DC Comics is the often characterized as a stuffy company unwilling to take risks and that makes comic books that cater to middle conservative America and white male readers afraid of changes. Marvel has long been seen as the leader and most profitable of the two companies in the comic book industry. DC has often been described as the Pepsi to Marvel’s coke. This description of DC Comics is wrong.
Although DC Comics owns a lot of cardboard characters whose name could be exchanged for one another – for decades, there were practically no differences between Hal Jordan, Ray Palmer, Barry Allen or Carter Hall, DC Comics has always been ready to risk everything and attempt change that affected its entire business to the extent that these experimentations have left their imprint on the company’s DNA and are part of its character today. DC Comics only looked stuffy because it has had an uninterrupted history since the 1930s where in those days, America was white, middle class and conservative. DC Comics has often being a victim of its own head-start in the comic book world, with so much at stake that forces within the company have regularly opposed change, only to lead the way when their backs was against the wall. DC Comics is not a stuffy old conservative company that writes comic books for white middle class Americans. DC Comics is a record of American culture in the 20th and 21st centuries.
DC Comics’ 52 is not the first time the company has attempted to publish so many comics at the same time that the market could not bear the pressure. DC Comics did the same in 1978 through what is known as the DC Implosion. DC Comics invited creators from all over, including Marvel Comics, and asked them to create the new DC Comics. In the 1960s, with the return of the super hero, DC Comics thought it had found a sure footing amidst continuing diminishing sales of comic books throughout North America. Instead, within a few years, Marvel had copied the DC Comics’ formula and improved on it. Super heroes were no longer stuffy interchangeable gentlemen; they were filled with motivations, angst and failures. By the time DC Comics got around to adding such dimensions to its characters, it felt like they were just copying Marvel badly. No one today cares about the Wonder Woman dressed in white that had no powers, or the Teen Titans without secret identities that did all but smoke weed.
Yet, DC Comics always allowed comic book creators to experiment and create characters and universes that would much later save the company from insolvency. Swamp Thing was an experiment at horror comics. He was created at the same time as Man Thing for Marvel Comics by creators who were roommates at the time. Swamp Thing at DC Comics flourished and became the backbone of the publisher’s adult line of comic books two decades later. Man Thing is still a pile of trash without a mind.
One of the most important changes to DC Comics has been the 1984 Crisis of the Infinite Earths crossovers which altered forever the fabric of the publisher both inside and outside of comic books.
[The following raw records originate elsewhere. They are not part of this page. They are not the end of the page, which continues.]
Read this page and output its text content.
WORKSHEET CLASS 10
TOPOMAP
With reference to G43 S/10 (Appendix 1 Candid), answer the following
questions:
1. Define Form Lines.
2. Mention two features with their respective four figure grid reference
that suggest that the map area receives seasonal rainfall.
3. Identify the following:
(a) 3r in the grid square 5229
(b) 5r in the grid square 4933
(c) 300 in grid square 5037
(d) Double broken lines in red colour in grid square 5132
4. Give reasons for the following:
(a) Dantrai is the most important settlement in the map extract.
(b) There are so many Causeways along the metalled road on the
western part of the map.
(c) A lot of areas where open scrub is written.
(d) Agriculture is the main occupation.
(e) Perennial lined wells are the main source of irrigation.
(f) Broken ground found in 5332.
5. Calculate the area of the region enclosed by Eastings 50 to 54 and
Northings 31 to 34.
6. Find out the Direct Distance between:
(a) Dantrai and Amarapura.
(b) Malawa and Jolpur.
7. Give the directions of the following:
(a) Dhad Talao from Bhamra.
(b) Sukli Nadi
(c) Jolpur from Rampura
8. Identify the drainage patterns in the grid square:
In hindsight, the motives for the Crisis mini-series are ludicrous; a few characters appeared in a dimension they were not supposed to appear into and two universes with concurrent versions of Superman, Batman, Wonder Woman, Green Lantern and Flash existed and could potentially confuse one or two readers. Yet DC Comics decided to merge several parallel universes into one but did it through a narrative that changed the company and how it made comics. It also paved the way for new creators to burst in and start the reinterpretation of comic book classics for a new generation. This is a practice that continues to this day where every generation looks at an established character and tries to update them from scratch or to find the true essence of their subject. Marvel does not function this way at all. Although reinvention and experimentation exist, much of their history is not up for grabs or to be dismissed.
This apparent strength of DC Comics to allow itself to be reinvented has led to excesses in the 2000s. Whereas it a few smaller reboots have occurred since the 1984 Crisis, in the 2000s, it was one crisis after the other, that tried to explain the DC Comics universe to readers and clean up house. The focus on re-engaging the reader and cleaning up its past is so ingrained in DC Comics’ genes that it’s the best way to characterizes what this company is about. Often, it makes DC Comics look like a kid that can’t stop picking up a scab that’s about to heal and did not need picking in the first place.
With the 52 experiment, DC Comics has again picked its scabs and is trying to redefine itself in a market that is changing. Instead of just launching new comics, DC Comics is doing what it does best. Reinvent itself and start everything fresh again, whether the comic book reader is willing to follow or not.